Veeder's animated and interactive computer graphic works have been exhibited internationally and at several SIGGRAPH conferences. Allegorical Worlds, her current work in progress is a non-linear journey in interactive 3D virtual worlds. JG3D (Jane Goes 3D), shown at MOMA-NY, is a 3D computer animation relating her personal creative history and formal investigations of 3Space and 3Motion. VIZGAME, an interactive animation piece, was shown in 1985 at SIGGRAPH and the Pacific NW Computer Graphics conference. WARPITOUT, an interactive self-portrait game shown at SIGGRAPH 82, became a permanent installation at the Ontario Science Centre in 1984. In 1984, FLOATER won the computer animation category at VideoCulture and in 1986 Ars Electronica commissioned 4KTAPE. MONTANA (1982) was included in the inaugural collection of the MOMA Film Library.

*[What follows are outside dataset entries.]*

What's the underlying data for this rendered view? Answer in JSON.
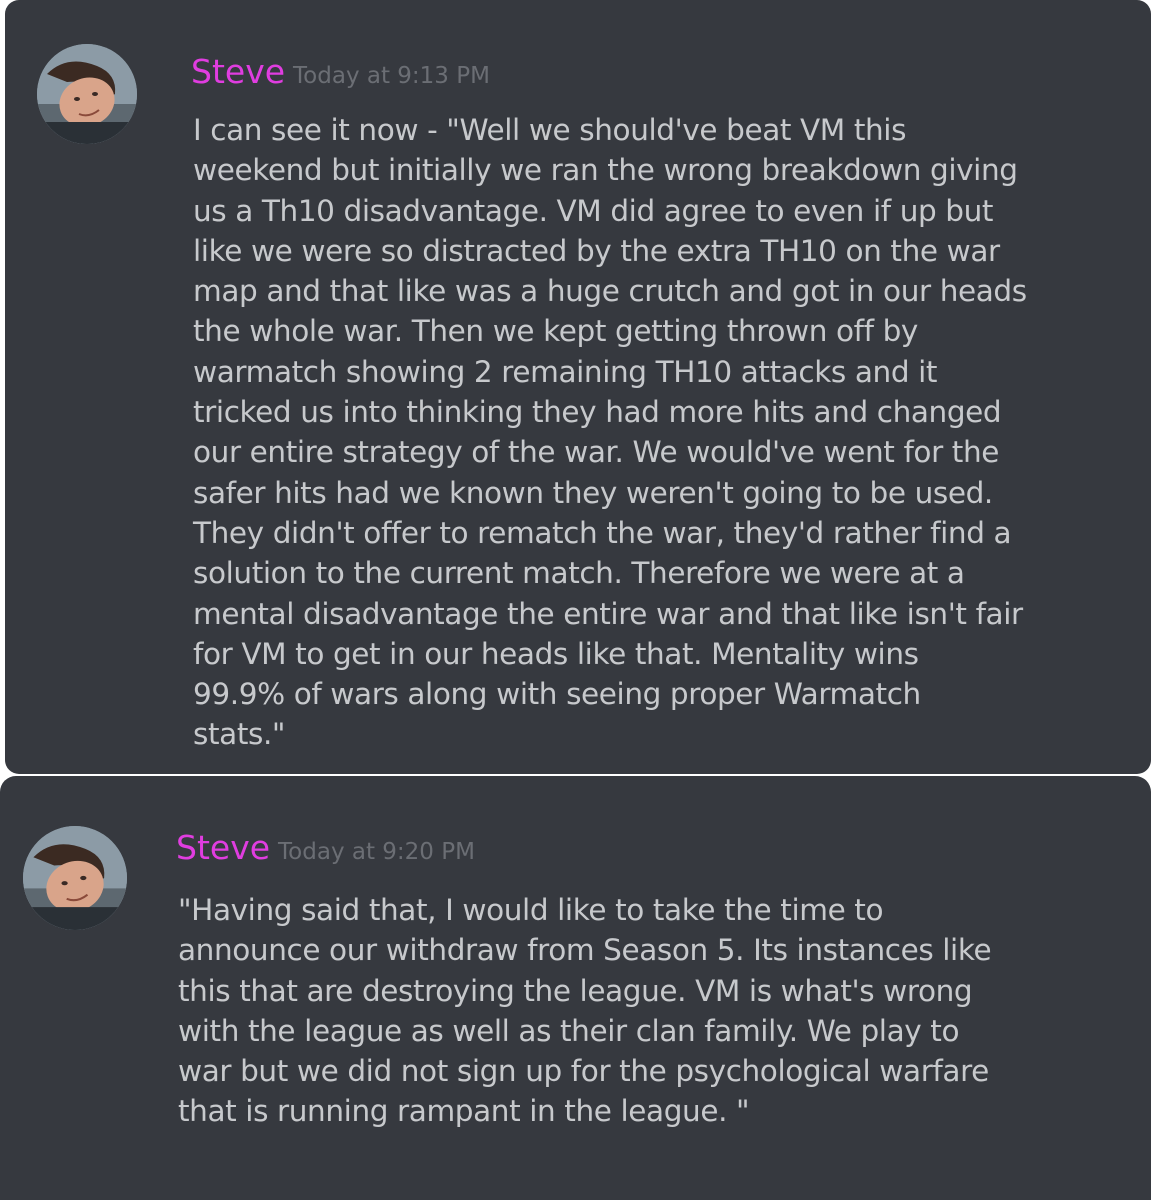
{
  "messages": [
    {
      "username": "Steve",
      "timestamp": "Today at 9:13 PM",
      "text": "I can see it now - \"Well we should've beat VM this\nweekend but initially we ran the wrong breakdown giving\nus a Th10 disadvantage.  VM did agree to even if up but\nlike we were so distracted by the extra TH10 on the war\nmap and that like was a huge crutch and got in our heads\nthe whole war.  Then we kept getting thrown off by\nwarmatch showing 2 remaining TH10 attacks and it\ntricked us into thinking they had more hits and changed\nour entire strategy of the war.  We would've went for the\nsafer hits had we known they weren't going to be used.\nThey didn't offer to rematch the war, they'd rather find a\nsolution to the current match.  Therefore we were at a\nmental disadvantage the entire war and that like isn't fair\nfor VM to get in our heads like that.  Mentality wins\n99.9% of wars along with seeing proper Warmatch\nstats.\""
    },
    {
      "username": "Steve",
      "timestamp": "Today at 9:20 PM",
      "text": "\"Having said that, I would like to take the time to\nannounce our withdraw from Season 5.  Its instances like\nthis that are destroying the league.  VM is what's wrong\nwith the league as well as their clan family.  We play to\nwar but we did not sign up for the psychological warfare\nthat is running rampant in the league.  \""
    }
  ],
  "colors": {
    "background": "#36393f",
    "username": "#e03de0",
    "timestamp": "#6b6e74",
    "text": "#c7c9cc"
  }
}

She has lectured widely at such events and institutions as The Museum of Modern Art, NY, Educom '92, S.F. Film Arts Foundation, California Institute of the Arts, University of Massachusetts, the SIGGRAPH 97 panel on "Educating Digital Artists for Entertainment Industry", SIGGRAPH '91, the Supercomputing '89 Tutorial on Art and Design for Scientific Visualization, and the SIGGRAPH '88 Course on User Interface Considerations of Windowing Systems. Her writings span a co-authored article, "The Paint Problem", published in IEEE Computer Graphics and Applications in 1985 and "Making It Real", a heads-up article on Web3D for Publish Magazine in 2000.

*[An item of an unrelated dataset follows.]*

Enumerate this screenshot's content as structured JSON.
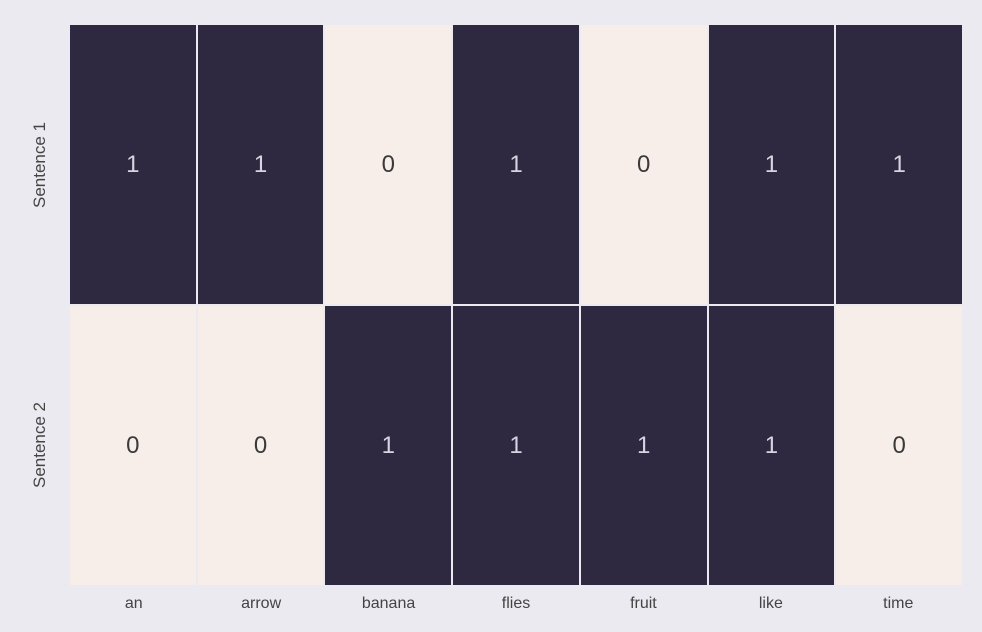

Veeder is a longtime volunteer participant in ACM SIGGRAPH, serving on the SIGGRAPH 2003 Web Graphics subcommittee, '89 Art Exhibit committee member, '88 Art Exhibit interactive installations juror, and as A/V Chair for SIGGRAPH '83. In 1990, she was elected to the SIGGRAPH Board of Directors and shared a $19,000 SIGGRAPH Special Project grant to develop an Interactive Index for the SIGGRAPH Video Review. In 1992, Veeder conducted a survey of the SIGGRAPH Arts, Design & Media Community. She chaired a SIGGRAPH '93 panel on "Updating Computer Animation: An Interdisciplinary Approach" and in 1995 chaired two panels on the videogame industry, "Video Game Industry Overview: Technology, Markets, Content, Future" and "New Developments in Animation Production for Videogames".